The Michigan lawsuit is necessary, but lawsuits alone won’t stop daily violations. Here are steps toward meaningful change:

  1. Clearer Laws & Regulations about Recording
    State laws should explicitly ban recording of nude persons during searches/showers, with strong sanctions for violations. Policy changes need to be enforced and audited, not just announced.
  2. Independent Oversight & Auditing
    External monitors, non‐correctional agencies, victim advocates should have regular access. Oversight bodies should hold facilities accountable, not merely rely on self‐reporting.
  3. Trauma‐Informed Care and Privacy Protections
    Recognizing that many incarcerated people are survivors, facilities need robust protocols: prior notice, choice whenever possible (same sex staff, etc.), minimization of exposure, privacy screens, restrictions or disablement of recording devices in certain contexts, etc.
  4. Stronger Enforcement of PREA Standards
    Though PREA has teeth, the enforcement is uneven. There must be consequences: funding penalties, loss of certifications, legal liability, and when appropriate, criminal charges.
  5. Empowering Incarcerated Individuals
    Safer, anonymous reporting; protections against retaliation; legal assistance; public awareness; access to outside support and counsel.
  6. Legislative Action
    Both at the state and federal levels: clarify the scope of laws (e.g. recording laws), mandate stronger transparency, ensure that constitutional rights are enforced in practice, not just courts saying “yes, that is a violation” after the harm is done.

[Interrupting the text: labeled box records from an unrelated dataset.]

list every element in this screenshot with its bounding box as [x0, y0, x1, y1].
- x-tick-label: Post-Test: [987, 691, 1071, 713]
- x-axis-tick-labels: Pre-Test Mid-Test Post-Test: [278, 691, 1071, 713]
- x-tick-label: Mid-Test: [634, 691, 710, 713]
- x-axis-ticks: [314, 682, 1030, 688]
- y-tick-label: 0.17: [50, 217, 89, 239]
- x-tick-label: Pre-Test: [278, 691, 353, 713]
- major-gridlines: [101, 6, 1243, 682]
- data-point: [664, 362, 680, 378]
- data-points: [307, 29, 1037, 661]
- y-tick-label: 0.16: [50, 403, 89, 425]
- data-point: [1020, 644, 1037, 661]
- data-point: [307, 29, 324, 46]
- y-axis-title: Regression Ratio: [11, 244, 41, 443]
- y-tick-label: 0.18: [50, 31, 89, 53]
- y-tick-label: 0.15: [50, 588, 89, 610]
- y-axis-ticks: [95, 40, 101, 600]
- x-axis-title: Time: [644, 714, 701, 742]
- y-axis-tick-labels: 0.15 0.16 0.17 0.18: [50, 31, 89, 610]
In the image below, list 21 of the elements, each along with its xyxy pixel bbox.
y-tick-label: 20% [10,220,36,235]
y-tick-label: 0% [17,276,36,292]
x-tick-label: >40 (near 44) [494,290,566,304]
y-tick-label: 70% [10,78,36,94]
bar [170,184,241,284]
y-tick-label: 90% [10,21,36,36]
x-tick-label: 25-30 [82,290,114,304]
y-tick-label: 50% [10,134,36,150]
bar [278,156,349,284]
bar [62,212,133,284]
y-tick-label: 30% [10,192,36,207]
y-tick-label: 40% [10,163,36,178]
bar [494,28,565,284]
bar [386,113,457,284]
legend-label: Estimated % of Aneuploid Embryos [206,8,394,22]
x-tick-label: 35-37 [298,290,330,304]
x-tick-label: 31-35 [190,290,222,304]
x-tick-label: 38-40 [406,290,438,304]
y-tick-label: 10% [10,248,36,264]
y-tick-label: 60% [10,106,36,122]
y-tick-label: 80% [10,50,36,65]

Beyond Michigan: Other Examples & How Widespread the Problem Is

  • Studies have consistently found underreporting of sexual abuse in prison and jail populations. Many inmates cite fear of retaliation or inaction when they report. 
  • Some audits of prisons find that standards about searches, staff training, reporting/grievance processes, and privacy are often among the weakest.
  • There are instances in other states where prisoners have alleged that they were recorded without consent (or warned) during strip searches or while undressed. (Though the Michigan case is unusually well‐documented and recent.)

This MATTERS.

Having a law like PREA is vital; no one should suffer sexual abuse, or humiliating, undocumented invasions of privacy, no matter where they are. But as we know all too well, laws alone don’t protect people. The Huron Valley case raises serious questions: What is the cost of silence? What are the harms when institutions treat inmates as objects rather than human beings with dignity?

Clutch justice, what I consider real, accountable, victim‐centered justice, means ensuring that PREA is not just words on paper but standard operating procedure enforced daily. It means not allowing the powerful to skirt both moral and legal responsibility, and ensuring that incarcerated persons finally receive the protections and dignity they deserve.